We expect impact as the Jets square off against the Sharks, and Robbins' leap-frogging young dancers provide it. We note that the key-image here is the flat sweep of a switchblade knife: the rumble whirls around that, setting up subsidiary eddies of danger and then thrillingly clearing them--or intensifying them.
But we also note the number isn't really about urban warfare. It's about kids in sneakers going farther out than they meant to go. The rumble could be a schoolyard game that got out of hand. Besides conveying the excitement of the fight, Robbins reminds us of the vulnerability of the body.
We notice too the homage to classic ballet. It was a distraction in the movie (why are those young men doing leaps in the middle of 69th Street?) but it adds to the sense of preordained tragedy here. One section of the piece even ends with the kids bowing their heads, in something like the reverence that a dance class gives the teacher.
Theater is metaphor, and people are not made of plastic. Those are two other lessons of "Jerome Robbins' Broadway."
The evening may disappoint a generation of viewers who grew up on Michael Bennett's and Bob Fosse's shows, and who therefore equate Broadway dancing with top hats, high elbows and "attitude." For them, Robbins' dance line may seem a bit soft.
Others will welcome its grace--as in the wedding dances in "Fiddler"; as when the sailors and girls wave goodby at the end of "On the Town," as in Jason Alexander and Faith Prince's charming soft shoe to "I Still Get Jealous" from "High Button Shoes."
It's a defiantly low-tech show. The light bridge doesn't move--the dancers do. There are pauses between the numbers. When Tinker Bell appears, she's a wavering green light, not a laser beam, as in the last Sandy Duncan revival. Robbins seems to be saying: Musicals can't be selling something every minute. A show needs to breathe.

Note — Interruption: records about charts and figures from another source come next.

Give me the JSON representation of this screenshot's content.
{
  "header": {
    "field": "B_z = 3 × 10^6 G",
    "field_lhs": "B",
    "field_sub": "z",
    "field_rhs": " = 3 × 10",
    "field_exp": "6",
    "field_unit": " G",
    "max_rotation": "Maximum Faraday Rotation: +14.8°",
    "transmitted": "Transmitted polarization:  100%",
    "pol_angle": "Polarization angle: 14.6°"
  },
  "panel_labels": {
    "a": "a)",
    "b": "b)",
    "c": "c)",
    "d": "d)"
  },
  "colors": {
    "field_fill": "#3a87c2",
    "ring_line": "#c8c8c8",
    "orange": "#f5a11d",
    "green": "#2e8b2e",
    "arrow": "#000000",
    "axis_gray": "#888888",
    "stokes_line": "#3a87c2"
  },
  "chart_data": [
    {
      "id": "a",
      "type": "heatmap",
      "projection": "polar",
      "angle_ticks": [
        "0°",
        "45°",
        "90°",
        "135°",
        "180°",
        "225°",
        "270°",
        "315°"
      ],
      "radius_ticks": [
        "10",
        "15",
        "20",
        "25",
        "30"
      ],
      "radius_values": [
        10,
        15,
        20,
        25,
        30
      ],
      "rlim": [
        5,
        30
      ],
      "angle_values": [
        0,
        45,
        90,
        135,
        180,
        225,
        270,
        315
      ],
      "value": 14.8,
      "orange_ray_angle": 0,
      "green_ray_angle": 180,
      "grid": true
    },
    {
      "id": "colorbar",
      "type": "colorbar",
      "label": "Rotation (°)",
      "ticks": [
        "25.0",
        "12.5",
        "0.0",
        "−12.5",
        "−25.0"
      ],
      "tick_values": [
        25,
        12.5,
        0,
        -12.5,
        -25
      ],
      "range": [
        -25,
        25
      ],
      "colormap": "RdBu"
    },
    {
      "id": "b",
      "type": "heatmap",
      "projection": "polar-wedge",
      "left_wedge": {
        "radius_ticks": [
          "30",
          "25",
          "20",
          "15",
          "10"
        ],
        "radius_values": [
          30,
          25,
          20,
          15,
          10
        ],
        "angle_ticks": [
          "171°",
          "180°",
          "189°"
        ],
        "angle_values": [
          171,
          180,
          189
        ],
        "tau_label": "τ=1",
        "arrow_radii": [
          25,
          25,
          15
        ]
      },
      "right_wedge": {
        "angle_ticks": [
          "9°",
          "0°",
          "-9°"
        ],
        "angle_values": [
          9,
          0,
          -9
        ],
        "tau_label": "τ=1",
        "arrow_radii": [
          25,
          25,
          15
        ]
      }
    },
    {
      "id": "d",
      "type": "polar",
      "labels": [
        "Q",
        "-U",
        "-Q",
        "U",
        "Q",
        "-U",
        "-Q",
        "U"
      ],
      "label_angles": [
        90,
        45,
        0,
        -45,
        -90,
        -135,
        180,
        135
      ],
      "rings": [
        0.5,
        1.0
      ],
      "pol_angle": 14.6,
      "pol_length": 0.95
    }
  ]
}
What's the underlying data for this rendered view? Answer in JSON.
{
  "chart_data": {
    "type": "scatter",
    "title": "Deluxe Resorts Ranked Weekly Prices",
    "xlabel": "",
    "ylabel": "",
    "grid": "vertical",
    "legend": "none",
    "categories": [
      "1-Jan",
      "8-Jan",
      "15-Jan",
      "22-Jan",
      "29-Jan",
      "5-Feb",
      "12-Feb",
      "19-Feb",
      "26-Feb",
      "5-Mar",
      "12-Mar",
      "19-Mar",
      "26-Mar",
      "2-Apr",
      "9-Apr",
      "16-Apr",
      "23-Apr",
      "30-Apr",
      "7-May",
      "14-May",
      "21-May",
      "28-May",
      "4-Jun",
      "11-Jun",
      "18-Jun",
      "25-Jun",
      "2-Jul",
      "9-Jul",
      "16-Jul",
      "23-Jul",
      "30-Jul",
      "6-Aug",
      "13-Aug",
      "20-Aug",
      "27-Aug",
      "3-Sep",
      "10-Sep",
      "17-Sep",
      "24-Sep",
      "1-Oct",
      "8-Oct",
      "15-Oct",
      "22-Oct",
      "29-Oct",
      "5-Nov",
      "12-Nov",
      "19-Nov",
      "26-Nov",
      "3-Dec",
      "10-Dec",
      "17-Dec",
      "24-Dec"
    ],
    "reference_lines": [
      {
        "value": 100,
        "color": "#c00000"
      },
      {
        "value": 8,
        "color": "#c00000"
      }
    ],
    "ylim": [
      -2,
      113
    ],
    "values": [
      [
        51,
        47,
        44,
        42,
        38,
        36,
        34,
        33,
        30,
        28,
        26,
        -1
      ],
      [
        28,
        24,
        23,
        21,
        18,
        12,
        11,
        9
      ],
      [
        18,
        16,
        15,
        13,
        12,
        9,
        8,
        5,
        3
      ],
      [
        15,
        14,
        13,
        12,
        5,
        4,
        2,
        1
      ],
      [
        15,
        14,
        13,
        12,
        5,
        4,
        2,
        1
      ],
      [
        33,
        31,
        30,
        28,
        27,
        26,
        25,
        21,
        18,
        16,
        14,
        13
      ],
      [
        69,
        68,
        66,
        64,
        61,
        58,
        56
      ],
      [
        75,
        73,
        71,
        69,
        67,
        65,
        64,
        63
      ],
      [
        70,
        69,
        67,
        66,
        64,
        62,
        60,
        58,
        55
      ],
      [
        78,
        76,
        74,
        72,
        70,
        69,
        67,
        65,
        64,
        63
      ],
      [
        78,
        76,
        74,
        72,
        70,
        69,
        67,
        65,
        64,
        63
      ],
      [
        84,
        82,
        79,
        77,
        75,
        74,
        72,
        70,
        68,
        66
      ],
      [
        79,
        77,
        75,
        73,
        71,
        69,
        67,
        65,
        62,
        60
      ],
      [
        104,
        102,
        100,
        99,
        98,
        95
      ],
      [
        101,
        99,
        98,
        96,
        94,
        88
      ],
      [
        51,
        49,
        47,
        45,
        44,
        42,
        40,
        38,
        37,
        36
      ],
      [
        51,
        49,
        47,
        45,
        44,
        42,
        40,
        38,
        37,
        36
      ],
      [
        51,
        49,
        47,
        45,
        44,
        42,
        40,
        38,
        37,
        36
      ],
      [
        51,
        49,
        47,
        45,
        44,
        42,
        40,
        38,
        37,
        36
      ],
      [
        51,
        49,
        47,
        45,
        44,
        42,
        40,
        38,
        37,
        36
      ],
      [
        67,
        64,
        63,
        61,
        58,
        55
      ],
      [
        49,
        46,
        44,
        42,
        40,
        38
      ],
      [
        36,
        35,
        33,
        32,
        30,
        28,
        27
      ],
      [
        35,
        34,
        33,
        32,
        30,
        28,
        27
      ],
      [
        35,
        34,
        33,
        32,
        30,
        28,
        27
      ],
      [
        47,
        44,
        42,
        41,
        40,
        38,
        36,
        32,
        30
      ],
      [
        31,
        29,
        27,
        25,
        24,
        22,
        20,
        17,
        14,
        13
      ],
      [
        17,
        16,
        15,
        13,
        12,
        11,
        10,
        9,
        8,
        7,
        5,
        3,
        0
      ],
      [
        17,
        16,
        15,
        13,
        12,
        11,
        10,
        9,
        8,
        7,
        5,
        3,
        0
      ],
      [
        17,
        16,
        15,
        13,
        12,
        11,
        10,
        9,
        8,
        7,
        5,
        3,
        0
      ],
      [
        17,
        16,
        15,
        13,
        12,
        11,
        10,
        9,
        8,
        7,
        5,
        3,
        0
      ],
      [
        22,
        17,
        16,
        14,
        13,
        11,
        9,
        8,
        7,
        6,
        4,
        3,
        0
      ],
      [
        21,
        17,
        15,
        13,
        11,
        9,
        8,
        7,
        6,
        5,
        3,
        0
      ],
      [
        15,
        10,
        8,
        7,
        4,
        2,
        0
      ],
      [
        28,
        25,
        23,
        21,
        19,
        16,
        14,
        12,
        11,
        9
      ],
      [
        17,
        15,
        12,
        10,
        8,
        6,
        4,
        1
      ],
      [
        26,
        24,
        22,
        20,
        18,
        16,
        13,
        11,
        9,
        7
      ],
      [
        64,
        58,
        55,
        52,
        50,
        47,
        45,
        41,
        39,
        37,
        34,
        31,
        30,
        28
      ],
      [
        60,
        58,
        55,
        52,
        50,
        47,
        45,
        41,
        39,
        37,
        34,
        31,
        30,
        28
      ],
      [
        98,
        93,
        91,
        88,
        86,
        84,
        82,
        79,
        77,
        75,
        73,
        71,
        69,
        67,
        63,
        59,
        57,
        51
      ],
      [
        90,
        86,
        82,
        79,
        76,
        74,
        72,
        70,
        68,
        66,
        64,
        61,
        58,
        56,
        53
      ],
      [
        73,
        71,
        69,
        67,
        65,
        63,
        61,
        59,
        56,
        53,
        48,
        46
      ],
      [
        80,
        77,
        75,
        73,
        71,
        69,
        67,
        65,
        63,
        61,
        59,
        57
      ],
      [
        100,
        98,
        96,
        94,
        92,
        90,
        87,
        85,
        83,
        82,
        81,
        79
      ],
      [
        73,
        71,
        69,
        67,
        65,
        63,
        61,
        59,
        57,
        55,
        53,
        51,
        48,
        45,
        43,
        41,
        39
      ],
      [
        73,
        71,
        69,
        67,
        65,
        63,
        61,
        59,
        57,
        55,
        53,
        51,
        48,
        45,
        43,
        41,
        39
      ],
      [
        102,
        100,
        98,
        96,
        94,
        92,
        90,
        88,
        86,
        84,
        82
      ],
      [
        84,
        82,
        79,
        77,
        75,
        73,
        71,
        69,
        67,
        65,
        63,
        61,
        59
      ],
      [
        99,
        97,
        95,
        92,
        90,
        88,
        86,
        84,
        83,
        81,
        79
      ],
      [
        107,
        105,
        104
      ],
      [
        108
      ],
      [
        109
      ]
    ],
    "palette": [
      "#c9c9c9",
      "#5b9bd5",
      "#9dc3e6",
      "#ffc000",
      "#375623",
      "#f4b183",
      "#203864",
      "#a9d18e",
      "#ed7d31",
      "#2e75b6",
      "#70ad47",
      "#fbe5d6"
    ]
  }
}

After which he hits you in the face with 15 breathless minutes of Mack Sennett comedy--everything that Gower Champion tried to do in "Mack and Mabel" and couldn't.
This is a musical that doesn't leave you hungry an hour later. But "Jerome Robbins' Broadway" also has its drawbacks. One is that Robbins seems to have selected his 55-member company for its ability to do an all-around good job (dance, sing, act) without sticking out too much as individuals.
That makes sense for an evening that covers so many periods and dance styles. But it doesn't work so well when a scene demands a star's presence, as so many of these excerpts do--the ones from "Fiddler," for example. These kids could be the bus-and-truck company, complete with stuck-on beards.
Another problem is Robbins' view of the sexes. Especially in the shows from the 1940s, males represent the human race while females tend to be played as cartoons--either funny ones or menacing ones. This is one period attitude that hasn't worn well, and it takes some of the pleasure out of the scenes from "On the Town" and "Billion Dollar Baby."
It's also disappointing that the only new Robbins number in the show is a "lost" one, entitled "Mr. Monotony." It was dropped both from "Miss Liberty" and "Call Me, Madam," for a very good reason. It's monotonous.
The finale, however, is glorious. We're back with the three sailors from "On The Town." Their shore leave is over, just as they were getting to know New York. "Oh, well," they and their girls sing--"We'll catch up some other time."
That must have been very moving during the war. It's almost as moving today. The back-curtain at the Imperial lights up with the names of all the shows that Robbins did over those 20 years, and it's as if we're slowly pulling away in the harbor from a Broadway that will never come again.
An evening of old Robbins shows is fine, but, at 70, how many more shows will he have time to do? And all of his successors are gone--Michael Bennett, Bob Fosse, Gower Champion and Ron Field. You close this memory book with a sigh.